Comme beaucoup, c'est avec un certain étonnement que j'ai pris connaissance de la déclaration d' «appui» de Justin Trudeau à l'indépendance du Québec. Mais dire qu'il s'agit là d'un appui, même conditionnel, à la souveraineté, c'est ne pas comprendre la pensée de Justin Trudeau. En fait, je ne serais pas surpris que beaucoup d'indépendantistes se soient reconnus dans cette déclaration.

Pour beaucoup de souverainistes, l'indépendance est un moyen et non une fin. Par exemple, je ne voudrais pas de l'indépendance si c'était pour bâtir un pays sur le modèle américain ou cubain. Je préférerais vivre dans un Canada progressiste et socialement responsable que dans un Québec souverain qui calquerait le Texas.

Au fond, Justin Trudeau ne dit pas autre chose: le fédéralisme est un moyen, pas une fin. Ce qui compte, ce sont les valeurs: la démocratie, le respect de droits et libertés, la tolérance et la justice sociale. Et sa déclaration n'est pas sans rappeler ce qu'écrivait un autre Trudeau:

«Je n'accorde pas une valeur absolue et éternelle aux structures politiques et aux formes constitutionnelles des États... À l'exception de quelques grands principes qui doivent être sauvegardés, tels la liberté et la démocratie, le reste doit être adapté aux circonstances historiques, aux traditions, à la géographie, aux cultures et aux civilisations.» (Pierre Elliott Trudeau, Le fédéralisme et la société canadienne-française, 1967)

La déclaration de son fils Justin a sans doute semé tant d'émoi parce que le débat québécois entre fédéralisme et indépendantisme repose largement sur un malentendu historique. Souvent, ce qui oppose les deux camps, ce n'est pas tant leur option constitutionnelle que leur conception de la société.

Les fédéralistes mettent davantage l'accent sur les droits individuels, ce qui explique leur affinité naturelle avec le monde des affaires, les minorités linguistiques ou culturelles. Les indépendantistes, de leur côté, mettent davantage l'accent sur les droits collectifs, ce qui explique leur affinité naturelle avec les syndicats, les entreprises sociales, le monde artistique et les défenseurs de la langue française. Mais les deux partagent généralement une vision moderne et progressiste de l'État qui s'oppose profondément à une vision traditionnelle, comme celle qu'avait Duplessis et qui reposait sur la patrie, la famille et la religion.

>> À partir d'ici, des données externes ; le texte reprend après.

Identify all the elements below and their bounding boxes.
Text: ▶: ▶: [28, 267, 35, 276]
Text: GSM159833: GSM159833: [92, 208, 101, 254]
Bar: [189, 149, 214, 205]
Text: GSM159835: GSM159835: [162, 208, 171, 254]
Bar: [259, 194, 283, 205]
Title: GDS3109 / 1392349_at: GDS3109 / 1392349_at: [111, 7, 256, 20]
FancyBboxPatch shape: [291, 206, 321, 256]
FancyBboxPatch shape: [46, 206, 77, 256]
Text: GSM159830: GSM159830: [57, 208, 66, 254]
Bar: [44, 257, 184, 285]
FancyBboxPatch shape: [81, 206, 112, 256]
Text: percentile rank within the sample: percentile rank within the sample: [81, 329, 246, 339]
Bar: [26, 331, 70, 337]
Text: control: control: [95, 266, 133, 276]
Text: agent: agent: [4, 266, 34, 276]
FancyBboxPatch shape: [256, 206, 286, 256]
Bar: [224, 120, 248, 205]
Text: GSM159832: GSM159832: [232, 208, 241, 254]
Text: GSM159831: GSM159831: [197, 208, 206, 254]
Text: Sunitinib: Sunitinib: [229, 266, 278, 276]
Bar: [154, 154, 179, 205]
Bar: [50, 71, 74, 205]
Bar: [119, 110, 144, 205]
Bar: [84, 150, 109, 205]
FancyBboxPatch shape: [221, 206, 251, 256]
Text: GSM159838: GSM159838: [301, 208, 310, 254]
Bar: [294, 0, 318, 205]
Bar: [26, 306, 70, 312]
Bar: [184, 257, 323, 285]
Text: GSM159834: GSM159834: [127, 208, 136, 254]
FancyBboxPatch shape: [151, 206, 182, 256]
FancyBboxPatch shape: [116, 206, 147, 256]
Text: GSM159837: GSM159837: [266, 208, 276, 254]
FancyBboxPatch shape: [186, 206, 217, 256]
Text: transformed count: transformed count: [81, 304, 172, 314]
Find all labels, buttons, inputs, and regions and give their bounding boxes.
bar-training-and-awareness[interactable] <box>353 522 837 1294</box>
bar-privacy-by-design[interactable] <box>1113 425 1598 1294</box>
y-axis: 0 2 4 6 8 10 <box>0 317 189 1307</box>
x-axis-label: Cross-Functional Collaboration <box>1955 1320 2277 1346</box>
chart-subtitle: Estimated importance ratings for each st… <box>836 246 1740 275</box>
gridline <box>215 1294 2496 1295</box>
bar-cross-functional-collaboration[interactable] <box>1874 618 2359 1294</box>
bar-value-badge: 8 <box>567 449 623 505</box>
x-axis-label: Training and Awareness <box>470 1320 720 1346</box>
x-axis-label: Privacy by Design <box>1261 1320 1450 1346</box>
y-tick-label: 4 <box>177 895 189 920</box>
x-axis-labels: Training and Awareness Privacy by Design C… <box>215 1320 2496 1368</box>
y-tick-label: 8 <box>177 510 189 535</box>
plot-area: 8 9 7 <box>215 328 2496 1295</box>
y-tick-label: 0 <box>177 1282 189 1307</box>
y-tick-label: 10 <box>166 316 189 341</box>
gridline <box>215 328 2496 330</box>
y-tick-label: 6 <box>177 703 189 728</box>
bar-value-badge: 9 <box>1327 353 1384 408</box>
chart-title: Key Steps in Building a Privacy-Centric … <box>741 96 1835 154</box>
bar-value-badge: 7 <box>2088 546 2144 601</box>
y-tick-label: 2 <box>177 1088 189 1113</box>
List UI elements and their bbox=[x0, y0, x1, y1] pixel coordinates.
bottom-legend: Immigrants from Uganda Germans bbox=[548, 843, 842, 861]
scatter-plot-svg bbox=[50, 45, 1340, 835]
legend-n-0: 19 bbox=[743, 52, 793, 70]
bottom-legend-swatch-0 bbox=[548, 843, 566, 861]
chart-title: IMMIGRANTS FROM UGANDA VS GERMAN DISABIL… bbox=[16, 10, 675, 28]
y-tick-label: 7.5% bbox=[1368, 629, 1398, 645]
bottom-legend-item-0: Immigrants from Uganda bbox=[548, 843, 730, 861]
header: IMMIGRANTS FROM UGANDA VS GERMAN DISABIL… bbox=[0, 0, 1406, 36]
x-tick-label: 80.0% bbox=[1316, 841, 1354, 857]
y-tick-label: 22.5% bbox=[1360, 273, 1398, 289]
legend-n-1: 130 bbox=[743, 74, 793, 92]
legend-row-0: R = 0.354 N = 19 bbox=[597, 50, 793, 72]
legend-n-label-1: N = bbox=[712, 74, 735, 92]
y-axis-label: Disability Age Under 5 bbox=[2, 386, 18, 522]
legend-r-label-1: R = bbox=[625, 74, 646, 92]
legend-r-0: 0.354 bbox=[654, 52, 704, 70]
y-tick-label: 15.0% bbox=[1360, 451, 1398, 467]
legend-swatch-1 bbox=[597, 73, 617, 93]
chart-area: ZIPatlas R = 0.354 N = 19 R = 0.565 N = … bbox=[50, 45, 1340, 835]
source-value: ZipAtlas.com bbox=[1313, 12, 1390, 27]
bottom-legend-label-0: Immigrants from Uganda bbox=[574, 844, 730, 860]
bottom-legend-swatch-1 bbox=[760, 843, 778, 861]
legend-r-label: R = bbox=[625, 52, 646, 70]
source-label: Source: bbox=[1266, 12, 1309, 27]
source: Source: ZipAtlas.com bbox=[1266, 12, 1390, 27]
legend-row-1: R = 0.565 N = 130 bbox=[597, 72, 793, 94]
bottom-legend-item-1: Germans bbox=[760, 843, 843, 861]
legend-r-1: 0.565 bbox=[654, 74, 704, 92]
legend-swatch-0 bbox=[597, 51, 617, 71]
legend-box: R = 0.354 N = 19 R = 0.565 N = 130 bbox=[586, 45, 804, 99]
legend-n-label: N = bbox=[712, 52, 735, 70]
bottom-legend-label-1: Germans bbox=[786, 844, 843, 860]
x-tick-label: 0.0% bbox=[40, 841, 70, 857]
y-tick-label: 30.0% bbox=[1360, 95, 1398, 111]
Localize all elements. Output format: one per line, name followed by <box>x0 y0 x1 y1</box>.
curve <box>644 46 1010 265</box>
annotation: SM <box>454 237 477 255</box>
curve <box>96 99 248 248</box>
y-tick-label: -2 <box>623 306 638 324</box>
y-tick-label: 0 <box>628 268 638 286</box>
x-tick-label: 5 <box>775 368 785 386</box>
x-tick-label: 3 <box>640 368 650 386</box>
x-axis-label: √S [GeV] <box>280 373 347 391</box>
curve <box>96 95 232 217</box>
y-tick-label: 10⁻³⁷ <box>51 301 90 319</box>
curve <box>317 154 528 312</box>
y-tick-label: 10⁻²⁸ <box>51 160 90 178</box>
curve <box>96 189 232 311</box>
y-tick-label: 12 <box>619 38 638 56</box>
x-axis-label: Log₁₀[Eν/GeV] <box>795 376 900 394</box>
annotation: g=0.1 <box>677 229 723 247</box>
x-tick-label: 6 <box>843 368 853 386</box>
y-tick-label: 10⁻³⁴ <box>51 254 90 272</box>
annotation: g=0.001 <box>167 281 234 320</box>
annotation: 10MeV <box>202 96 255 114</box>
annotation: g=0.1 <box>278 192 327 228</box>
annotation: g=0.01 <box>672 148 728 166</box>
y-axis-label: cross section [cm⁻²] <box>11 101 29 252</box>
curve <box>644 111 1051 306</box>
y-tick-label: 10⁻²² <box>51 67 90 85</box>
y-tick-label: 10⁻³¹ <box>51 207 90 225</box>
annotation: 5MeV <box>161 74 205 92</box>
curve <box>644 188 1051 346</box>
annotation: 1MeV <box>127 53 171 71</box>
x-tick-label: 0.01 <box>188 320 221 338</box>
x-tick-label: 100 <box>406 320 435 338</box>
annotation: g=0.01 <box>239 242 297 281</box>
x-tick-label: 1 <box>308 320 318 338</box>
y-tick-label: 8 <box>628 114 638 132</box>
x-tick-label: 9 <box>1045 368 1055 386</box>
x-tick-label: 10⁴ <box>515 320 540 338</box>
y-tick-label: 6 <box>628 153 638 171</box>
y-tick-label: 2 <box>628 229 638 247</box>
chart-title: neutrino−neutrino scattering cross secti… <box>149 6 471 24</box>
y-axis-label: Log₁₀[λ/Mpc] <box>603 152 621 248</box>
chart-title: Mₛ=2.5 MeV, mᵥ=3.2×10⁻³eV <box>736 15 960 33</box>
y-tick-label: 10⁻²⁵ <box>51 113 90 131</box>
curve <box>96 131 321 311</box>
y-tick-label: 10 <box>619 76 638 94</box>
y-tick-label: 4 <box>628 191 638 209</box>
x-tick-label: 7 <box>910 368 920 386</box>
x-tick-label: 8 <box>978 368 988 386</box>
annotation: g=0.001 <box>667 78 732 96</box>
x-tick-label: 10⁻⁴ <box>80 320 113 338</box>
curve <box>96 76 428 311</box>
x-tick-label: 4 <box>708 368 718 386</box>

Si, de 1960 à 2000, le débat a pu se faire sans que le malentendu ne pose problème, c'est qu'il n'y a pas eu de gouvernement, ni à Québec, ni à Ottawa, pour défendre une vision traditionnelle et conservatrice de l'État. C'était un débat de gens pour qui, fondamentalement, l'État était un outil de progrès. Il s'agissait «seulement» de définir la meilleure forme d'organisation politique pour atteindre certains grands objectifs politiques. Mais ces grands objectifs étaient partagés autant par les fédéralistes que les indépendantistes.

Aujourd'hui, alors que nous sommes gouvernés par un gouvernement fédéral qui se drape de morale, chrétienne-évangélique le plus souvent, et de symboles de l'autorité, comme des armes et des couronnes, le malentendu se révèle. Et révèle un problème pour ceux qui s'opposent aux politiques conservatrices: des gens qui partagent les mêmes valeurs, qui devraient travailler dans la même direction, se retrouvent dans des camps opposés et se font des crocs-en-jambe.

Pour le meilleur ou pour le pire, le débat politique a pris, particulièrement depuis l'élection d'un gouvernement conservateur majoritaire, une tournure qui nous ramène aux temps où s'opposaient une vision traditionnelle de l'État, plutôt nationaliste et paternaliste, et une vision moderne, plus humaniste, progressiste et démocrate.

À ceux que ce changement inquiète, il serait peut-être bon de rappeler l'exemple de Cité libre dans les années 50, quand Gérard Pelletier et Pierre Eliott Trudeau travaillaient aux côtés de Pierre Vadeboncoeur et René Lévesque afin de mettre fin à ce que l'on a nommé la Grande noirceur.